Ryan Otter might think of himself as a science nerd, but his students think of him as a guy they can go to for advice.

Since he joined the Department of Biology in 2007, Otter has spent many office hours talking to rudderless students about strategies for college success and guiding them toward fulfilling careers. He’s given so much advice, in fact, that he wrote a book on the subject, How to Win at the Game of College.

Otter sees himself in these students, who have been told they need a degree to get a job but who don’t know how to find their way or even where the path will lead.

“That was me,” he says. “I went to college with no idea what I was doing.” As a zoology major at Michigan State, he plugged away at his classes, driven by the vague promise that a degree equals a good job and good money. “Then I started looking at the data and I thought, ‘I don’t think that this is very accurate. I don’t see a diploma setting me up for what I think it’s going to.’”

As all scientists know, the data doesn’t lie. The trend Otter discovered when he ran the numbers still holds true: there are more college graduates than there are jobs for them. While graduation is critical, it doesn’t guarantee a job, much less a rewarding career. So college student Otter developed a detailed game plan to get where he wanted to go.

“[College is] just like any other game that you want to win,” he says. “You have to know who the other players are; you have to know what the rules are; and you have to have a strategy.” The plan worked for him, and at MTSU he began sharing it with students.
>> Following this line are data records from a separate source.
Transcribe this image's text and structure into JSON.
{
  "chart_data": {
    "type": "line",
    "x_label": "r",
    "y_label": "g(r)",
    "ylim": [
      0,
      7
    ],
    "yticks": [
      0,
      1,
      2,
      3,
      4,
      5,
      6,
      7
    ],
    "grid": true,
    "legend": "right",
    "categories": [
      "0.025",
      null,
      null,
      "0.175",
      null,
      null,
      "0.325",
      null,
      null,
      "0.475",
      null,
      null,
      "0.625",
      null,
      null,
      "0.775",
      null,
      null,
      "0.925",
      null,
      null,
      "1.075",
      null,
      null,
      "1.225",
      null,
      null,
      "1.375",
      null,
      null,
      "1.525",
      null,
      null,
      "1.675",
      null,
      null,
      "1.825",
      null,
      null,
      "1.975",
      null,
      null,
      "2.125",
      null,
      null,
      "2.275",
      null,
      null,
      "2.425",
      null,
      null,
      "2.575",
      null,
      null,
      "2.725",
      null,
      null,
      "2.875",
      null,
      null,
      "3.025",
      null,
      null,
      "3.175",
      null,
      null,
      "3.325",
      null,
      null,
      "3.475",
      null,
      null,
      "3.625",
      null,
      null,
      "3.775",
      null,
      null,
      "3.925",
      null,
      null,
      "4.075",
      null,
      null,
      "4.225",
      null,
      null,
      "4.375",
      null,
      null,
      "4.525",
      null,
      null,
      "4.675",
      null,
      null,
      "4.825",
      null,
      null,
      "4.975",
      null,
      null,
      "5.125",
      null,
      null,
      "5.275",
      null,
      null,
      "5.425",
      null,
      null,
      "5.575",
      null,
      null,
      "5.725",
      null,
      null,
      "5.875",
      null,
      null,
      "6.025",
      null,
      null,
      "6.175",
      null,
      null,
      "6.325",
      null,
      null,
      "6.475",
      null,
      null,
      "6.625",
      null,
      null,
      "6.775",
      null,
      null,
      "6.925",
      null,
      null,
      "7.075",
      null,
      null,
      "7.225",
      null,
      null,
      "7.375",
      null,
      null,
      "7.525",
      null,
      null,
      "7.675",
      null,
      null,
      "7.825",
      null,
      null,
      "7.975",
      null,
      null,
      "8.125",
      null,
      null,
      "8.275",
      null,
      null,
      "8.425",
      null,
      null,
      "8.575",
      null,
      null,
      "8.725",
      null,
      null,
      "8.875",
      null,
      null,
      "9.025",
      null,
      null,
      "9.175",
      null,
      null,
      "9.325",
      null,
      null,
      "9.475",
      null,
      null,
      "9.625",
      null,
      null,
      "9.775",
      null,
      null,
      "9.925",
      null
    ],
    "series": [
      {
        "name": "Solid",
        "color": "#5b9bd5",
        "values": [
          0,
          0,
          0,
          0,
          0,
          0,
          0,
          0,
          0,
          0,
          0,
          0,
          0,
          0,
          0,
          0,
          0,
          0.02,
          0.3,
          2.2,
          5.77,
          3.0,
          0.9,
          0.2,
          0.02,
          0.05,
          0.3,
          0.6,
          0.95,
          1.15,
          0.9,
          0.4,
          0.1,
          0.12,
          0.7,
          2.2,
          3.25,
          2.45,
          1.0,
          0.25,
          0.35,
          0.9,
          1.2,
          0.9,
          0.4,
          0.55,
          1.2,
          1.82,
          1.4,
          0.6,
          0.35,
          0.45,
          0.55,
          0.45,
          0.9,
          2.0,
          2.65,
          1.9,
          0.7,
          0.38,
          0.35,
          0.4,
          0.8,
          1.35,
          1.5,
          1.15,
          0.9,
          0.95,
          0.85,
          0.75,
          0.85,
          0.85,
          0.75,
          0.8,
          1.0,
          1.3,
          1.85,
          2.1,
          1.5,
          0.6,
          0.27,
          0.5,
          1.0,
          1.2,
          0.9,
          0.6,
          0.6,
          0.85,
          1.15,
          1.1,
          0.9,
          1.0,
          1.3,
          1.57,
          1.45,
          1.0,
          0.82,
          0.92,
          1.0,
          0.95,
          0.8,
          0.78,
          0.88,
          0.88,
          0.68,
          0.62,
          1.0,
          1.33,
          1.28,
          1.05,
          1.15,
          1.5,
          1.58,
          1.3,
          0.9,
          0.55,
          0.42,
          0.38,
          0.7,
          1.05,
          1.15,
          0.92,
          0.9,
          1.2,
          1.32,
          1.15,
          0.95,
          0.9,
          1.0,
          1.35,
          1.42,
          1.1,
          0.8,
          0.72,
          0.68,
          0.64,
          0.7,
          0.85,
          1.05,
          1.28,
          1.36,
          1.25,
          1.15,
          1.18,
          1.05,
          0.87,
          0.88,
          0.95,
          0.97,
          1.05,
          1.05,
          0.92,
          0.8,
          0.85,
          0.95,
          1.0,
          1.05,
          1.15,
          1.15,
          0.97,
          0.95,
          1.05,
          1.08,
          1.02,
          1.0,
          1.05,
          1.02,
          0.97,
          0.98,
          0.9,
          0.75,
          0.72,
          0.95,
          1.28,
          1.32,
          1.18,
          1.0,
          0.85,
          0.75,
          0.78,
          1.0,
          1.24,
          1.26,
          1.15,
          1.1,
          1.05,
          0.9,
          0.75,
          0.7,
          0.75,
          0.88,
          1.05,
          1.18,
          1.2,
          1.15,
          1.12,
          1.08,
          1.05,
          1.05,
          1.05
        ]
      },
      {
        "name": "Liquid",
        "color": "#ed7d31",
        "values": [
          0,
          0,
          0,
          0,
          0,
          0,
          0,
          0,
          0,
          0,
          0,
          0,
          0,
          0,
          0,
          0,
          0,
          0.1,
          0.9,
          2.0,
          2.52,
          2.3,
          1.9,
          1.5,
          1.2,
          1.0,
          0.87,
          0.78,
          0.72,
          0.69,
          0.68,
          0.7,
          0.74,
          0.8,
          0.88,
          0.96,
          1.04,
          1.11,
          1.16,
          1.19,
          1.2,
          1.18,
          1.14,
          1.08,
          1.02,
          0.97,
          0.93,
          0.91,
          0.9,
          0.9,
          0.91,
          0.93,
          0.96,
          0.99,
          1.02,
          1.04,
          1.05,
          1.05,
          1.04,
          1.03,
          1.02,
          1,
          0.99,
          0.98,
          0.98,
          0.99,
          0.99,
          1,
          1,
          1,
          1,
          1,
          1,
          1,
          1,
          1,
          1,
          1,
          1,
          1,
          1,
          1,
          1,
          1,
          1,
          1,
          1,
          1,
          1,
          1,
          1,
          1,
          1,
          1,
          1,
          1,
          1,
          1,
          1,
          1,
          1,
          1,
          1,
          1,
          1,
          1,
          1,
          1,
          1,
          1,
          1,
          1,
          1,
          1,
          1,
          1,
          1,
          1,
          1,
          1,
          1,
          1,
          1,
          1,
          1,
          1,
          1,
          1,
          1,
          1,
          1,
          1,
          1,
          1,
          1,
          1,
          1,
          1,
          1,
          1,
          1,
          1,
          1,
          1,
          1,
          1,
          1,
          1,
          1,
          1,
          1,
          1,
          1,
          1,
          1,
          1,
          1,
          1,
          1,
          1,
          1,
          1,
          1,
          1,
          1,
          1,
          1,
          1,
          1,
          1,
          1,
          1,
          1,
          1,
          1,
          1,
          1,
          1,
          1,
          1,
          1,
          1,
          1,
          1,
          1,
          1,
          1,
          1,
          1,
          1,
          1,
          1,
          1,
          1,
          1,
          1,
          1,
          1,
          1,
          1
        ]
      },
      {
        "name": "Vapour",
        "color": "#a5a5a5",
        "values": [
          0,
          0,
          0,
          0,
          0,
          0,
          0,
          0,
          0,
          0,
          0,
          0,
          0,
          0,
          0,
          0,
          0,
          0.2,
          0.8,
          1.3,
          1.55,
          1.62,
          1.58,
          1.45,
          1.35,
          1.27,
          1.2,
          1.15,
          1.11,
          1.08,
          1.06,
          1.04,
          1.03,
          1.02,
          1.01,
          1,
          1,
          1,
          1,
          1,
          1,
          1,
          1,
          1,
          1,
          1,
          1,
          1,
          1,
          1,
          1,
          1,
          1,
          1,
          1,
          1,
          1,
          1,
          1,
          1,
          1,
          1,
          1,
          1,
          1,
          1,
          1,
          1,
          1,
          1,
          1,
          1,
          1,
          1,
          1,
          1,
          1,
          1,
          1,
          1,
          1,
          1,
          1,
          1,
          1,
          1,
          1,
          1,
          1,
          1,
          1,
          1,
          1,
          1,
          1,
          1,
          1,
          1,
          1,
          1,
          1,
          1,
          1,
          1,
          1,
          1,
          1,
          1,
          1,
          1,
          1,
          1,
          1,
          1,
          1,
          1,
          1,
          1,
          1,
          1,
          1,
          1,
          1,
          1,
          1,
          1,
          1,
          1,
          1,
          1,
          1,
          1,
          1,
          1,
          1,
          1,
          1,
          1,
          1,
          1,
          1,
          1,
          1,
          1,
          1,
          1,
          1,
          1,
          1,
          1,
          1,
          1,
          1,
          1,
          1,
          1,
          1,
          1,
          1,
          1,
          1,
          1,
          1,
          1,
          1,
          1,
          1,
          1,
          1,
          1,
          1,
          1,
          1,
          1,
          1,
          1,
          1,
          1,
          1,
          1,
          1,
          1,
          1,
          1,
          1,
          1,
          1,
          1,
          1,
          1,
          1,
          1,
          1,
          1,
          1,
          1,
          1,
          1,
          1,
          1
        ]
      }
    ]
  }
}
He didn’t write it down until 2010, when his wife suggested that a book would save him time in the long run.

The book turned into a website, TheCollegeGameProject.org, with the tagline “Be Weird” (statistically weird, he explains.) The website has led to speaking engagements across the country.

Okay, call him a science nerd. But call his book and website great tools for playing and excelling in the college game.